ところが十分もしないうちに、使用人が次々と駆けつけた。

「大変です!奥様のお父様が‼︎」「何者かに殺害されました‼︎」

「何!?」誰もが慌てふためく中、妻は聞こえていないかのように「この子の名前は、なんとつけましょう…」と独り言を言っていた。

「侵入者が‼︎そちらへ‼︎」騒ぎに託けて、警備を突破し、確保しようとする者達を次々と薙ぎ倒す侵入者、しかしその姿を見て、妻は今まで見た事のないような笑顔を浮かべた。


「お迎えにあがりました。」侵入者は、少し仮面を上げるとあっという間に妻と息子を攫い、窓から逃げ出してしまった。心なしか、その目元は息子に似ているような気がした…

侵入者を追おうとする使用人達に、「追わなくていい」と気づけばこう言っていた。


「誰も私達の事を知らぬ地で、3人仲良く暮らしましょう?今日の依頼を最後にもう暗殺者はやめますから…」いたずらが成功した子供のような笑みを浮かべ、生まれたばかりの我が子の頭を撫でた。

「あら、3人だけ?私を攫ってくれた王子様との子なら、何人でもこの子に兄弟を作ってあげたいのに。

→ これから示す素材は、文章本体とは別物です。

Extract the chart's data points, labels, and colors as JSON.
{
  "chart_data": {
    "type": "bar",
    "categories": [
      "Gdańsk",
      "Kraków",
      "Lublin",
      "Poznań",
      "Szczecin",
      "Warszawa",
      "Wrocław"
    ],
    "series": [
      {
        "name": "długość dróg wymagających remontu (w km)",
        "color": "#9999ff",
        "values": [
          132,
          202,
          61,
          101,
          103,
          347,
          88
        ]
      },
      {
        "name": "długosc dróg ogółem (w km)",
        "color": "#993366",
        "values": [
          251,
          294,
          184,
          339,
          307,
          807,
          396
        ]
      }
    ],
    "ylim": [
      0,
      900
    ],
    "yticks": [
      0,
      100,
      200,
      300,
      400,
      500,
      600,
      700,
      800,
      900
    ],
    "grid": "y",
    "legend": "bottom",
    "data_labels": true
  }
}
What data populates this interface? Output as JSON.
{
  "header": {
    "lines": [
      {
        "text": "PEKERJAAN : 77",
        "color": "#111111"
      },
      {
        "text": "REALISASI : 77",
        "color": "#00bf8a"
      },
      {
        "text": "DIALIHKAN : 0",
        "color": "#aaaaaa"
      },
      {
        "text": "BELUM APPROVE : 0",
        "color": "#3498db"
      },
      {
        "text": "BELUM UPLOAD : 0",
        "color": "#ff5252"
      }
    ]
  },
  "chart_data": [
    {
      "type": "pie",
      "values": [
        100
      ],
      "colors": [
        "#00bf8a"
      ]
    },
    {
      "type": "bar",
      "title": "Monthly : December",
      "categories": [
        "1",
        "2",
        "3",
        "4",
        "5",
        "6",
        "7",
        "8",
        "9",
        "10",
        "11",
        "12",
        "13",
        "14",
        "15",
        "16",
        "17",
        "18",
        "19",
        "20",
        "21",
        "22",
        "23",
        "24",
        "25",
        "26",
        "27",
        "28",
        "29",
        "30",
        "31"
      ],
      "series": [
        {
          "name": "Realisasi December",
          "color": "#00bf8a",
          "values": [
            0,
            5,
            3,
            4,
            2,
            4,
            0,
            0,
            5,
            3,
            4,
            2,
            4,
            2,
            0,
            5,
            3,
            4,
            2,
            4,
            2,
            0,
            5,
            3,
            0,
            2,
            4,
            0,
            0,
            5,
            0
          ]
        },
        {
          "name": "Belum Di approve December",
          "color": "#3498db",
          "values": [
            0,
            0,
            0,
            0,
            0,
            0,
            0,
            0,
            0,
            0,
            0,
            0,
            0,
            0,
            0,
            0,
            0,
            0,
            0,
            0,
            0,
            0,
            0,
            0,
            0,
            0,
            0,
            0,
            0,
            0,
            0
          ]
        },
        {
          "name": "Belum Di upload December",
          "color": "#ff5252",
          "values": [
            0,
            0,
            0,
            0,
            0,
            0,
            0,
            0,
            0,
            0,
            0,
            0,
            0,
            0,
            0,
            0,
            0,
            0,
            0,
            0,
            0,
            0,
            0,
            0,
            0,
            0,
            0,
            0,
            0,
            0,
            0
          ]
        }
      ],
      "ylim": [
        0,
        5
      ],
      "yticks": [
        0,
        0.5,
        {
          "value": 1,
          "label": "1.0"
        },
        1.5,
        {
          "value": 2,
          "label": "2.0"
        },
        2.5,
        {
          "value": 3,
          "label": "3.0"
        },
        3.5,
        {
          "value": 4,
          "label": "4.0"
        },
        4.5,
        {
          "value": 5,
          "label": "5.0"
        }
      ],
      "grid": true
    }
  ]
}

」冗談っぽく艶っぽい声色で、彼女が過ごすことができなかったやんちゃな幼女のような口調で笑い返した。

「子を成すというのは、危険な事でもあるので…でも、そう言っていただけるなんて嬉しいです。お姫様ともども、大切にいたしますよ。」

抱きしめる力を強めると、彼女は照れたように微笑み、赤子も少し笑っているように見えた。